Why did I bring this up? Because to me, and I believe to the casual magazine-reading consumer, one might take away the impression from all this “pure” imagery that Pure DKNY is in some way better for the environment, or more “natural,” or less toxic for the wearer. You know … pure. Says so right there on the label — or it would, if the bottle weren’t blank in the top advertisement (you can see the name on the bottle at left). But there’s nothing here to support the idea that Pure DKNY is any safer or more natural than Mitsouko or Gucci Rush. Instead we’re offered an aesthetic, a sham purification ritual, that troubles me on some level. There’s nothing pure about Pure, other than the level of b.s. in the marketing of it. I bet there are women right now spraying this scent on before their yoga class, and if I wind up next to one of them while I work on my down-dog, I’m going to be pissed.
What did I wear to yoga this morning? The very faint remnants of the majmua attar, which I could smell only because the room was hot, and only with my face inches from my wrists. (I’m a big fan of fellow exercisers using deodorants, which are often scented, so I’m not going to issue a no-frag policy for exercise, but nobody should be wafting scent.)

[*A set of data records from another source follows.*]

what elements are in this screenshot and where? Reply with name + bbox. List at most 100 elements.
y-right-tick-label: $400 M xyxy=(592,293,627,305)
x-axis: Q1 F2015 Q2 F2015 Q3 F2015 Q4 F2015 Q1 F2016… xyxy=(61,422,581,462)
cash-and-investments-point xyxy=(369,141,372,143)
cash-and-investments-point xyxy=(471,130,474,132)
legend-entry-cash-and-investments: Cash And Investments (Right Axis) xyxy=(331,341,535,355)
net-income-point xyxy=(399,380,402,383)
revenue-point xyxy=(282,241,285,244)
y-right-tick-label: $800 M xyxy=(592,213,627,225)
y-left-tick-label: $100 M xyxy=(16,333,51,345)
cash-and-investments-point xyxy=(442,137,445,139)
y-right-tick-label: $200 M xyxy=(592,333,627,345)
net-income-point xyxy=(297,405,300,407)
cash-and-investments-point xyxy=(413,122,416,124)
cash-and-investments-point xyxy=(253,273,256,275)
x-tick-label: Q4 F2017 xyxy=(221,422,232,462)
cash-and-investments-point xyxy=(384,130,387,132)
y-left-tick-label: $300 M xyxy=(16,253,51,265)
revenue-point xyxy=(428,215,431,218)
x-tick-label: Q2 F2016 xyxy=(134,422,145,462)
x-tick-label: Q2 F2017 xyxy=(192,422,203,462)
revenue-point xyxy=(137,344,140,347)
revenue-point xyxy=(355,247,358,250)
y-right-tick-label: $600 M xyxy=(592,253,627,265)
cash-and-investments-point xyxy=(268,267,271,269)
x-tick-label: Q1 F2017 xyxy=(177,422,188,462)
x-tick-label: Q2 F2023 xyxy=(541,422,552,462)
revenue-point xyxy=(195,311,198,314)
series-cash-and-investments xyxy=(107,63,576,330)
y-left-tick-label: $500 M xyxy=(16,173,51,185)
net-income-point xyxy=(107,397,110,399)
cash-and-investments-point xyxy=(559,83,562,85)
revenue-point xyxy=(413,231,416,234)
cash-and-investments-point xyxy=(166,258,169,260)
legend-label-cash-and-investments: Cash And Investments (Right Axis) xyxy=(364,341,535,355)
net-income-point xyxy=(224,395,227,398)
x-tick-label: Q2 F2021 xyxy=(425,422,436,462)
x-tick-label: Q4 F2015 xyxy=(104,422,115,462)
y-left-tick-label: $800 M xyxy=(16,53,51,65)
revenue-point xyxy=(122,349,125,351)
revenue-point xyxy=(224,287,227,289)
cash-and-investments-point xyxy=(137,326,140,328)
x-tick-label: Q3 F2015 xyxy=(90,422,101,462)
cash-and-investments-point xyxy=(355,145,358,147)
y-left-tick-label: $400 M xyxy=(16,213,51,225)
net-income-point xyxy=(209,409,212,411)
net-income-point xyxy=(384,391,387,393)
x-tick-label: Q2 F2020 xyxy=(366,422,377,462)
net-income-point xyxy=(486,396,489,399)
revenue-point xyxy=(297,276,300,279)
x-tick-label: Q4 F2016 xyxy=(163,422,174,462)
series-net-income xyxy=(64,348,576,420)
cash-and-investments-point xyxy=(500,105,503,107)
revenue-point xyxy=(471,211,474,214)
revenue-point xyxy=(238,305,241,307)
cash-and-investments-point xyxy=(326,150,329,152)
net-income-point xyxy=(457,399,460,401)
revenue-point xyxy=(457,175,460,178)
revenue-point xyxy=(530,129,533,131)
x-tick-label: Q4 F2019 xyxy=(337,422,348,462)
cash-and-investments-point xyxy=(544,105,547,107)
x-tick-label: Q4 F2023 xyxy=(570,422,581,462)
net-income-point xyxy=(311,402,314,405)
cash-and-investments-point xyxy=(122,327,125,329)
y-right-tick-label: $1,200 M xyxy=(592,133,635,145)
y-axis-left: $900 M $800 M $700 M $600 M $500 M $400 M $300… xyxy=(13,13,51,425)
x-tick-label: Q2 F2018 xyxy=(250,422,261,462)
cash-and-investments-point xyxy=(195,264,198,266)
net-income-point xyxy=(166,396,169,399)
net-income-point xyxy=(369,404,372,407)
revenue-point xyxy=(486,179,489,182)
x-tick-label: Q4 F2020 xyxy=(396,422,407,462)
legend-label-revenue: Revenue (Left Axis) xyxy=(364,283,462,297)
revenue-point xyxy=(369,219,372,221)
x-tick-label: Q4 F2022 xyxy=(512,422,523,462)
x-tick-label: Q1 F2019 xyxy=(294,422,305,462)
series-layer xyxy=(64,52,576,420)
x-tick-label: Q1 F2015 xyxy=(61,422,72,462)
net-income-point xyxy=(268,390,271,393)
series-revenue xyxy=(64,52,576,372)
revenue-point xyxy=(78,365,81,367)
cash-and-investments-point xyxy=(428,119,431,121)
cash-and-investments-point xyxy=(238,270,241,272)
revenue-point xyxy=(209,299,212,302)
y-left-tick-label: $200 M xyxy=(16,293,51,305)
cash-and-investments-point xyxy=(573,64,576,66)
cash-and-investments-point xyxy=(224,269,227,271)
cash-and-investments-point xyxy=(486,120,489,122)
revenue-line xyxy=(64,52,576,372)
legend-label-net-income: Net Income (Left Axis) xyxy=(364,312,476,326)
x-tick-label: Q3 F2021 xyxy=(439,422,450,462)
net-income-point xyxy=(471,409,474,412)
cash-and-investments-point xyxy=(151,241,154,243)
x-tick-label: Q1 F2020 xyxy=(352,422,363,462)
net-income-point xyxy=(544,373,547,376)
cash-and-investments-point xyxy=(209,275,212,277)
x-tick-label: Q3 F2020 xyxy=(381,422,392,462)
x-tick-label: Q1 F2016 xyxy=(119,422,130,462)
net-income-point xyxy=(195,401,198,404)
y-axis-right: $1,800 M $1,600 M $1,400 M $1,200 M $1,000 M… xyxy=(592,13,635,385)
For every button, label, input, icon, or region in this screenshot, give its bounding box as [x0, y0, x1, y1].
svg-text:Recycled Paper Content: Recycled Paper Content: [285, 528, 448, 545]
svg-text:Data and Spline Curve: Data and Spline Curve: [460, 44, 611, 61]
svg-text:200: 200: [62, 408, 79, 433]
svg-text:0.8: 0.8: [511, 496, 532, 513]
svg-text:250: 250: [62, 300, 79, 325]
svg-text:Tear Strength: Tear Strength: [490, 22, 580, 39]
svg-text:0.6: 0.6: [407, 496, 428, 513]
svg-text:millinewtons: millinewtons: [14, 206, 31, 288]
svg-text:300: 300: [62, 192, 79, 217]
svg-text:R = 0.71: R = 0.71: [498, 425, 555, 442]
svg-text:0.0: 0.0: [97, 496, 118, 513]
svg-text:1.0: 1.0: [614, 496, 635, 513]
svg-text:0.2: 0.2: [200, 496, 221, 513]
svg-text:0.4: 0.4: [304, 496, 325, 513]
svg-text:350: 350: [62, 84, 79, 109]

Donna Karan has created some of my favorite scents – and some of the most intense. Black Cashmere, Chaos, Gold, Fuel and even the original DK robo-duck are all things of startling beauty, no wallflowers among them. I’m also a fan of the Essences, although I thought they were wildly overpriced (I think the newest reissues are priced lower.) I’m not a fan of Cashmere Mist but I think it’s a nice enough scent, and in exchange for all that I’m willing to overlook the Be Delicious franchise and its endless spawn, along with their summer-fluff and duty-free releases. I find myself strangely disheartened by Pure – it feels cynical to me, gimmicky, capitalizing on an Eat/Pray/Love level of self-regard in a way that seems even more dishonest because it implies a kind of purity which Pure doesn’t have.
Now, I’d like to end on a happier note. WITHOUT DEVOLVING INTO A FLAME WAR, THANKS – I welcome suggestions from readers regarding particular scents they’ve enjoyed from houses that purport to be natural or botanical (can we phrase it that way?). Off the top of my head, I’ve enjoyed L’Artisan Jatamansi, which I think is “botanical” and smells like a very expensive spa to me, as well as Strange Invisible Perfumes and Dawn Spencer Hurwitz (search for “natural” in the product search box). And of course I’ll mention the attars again, from Tigerflag and White Lotus.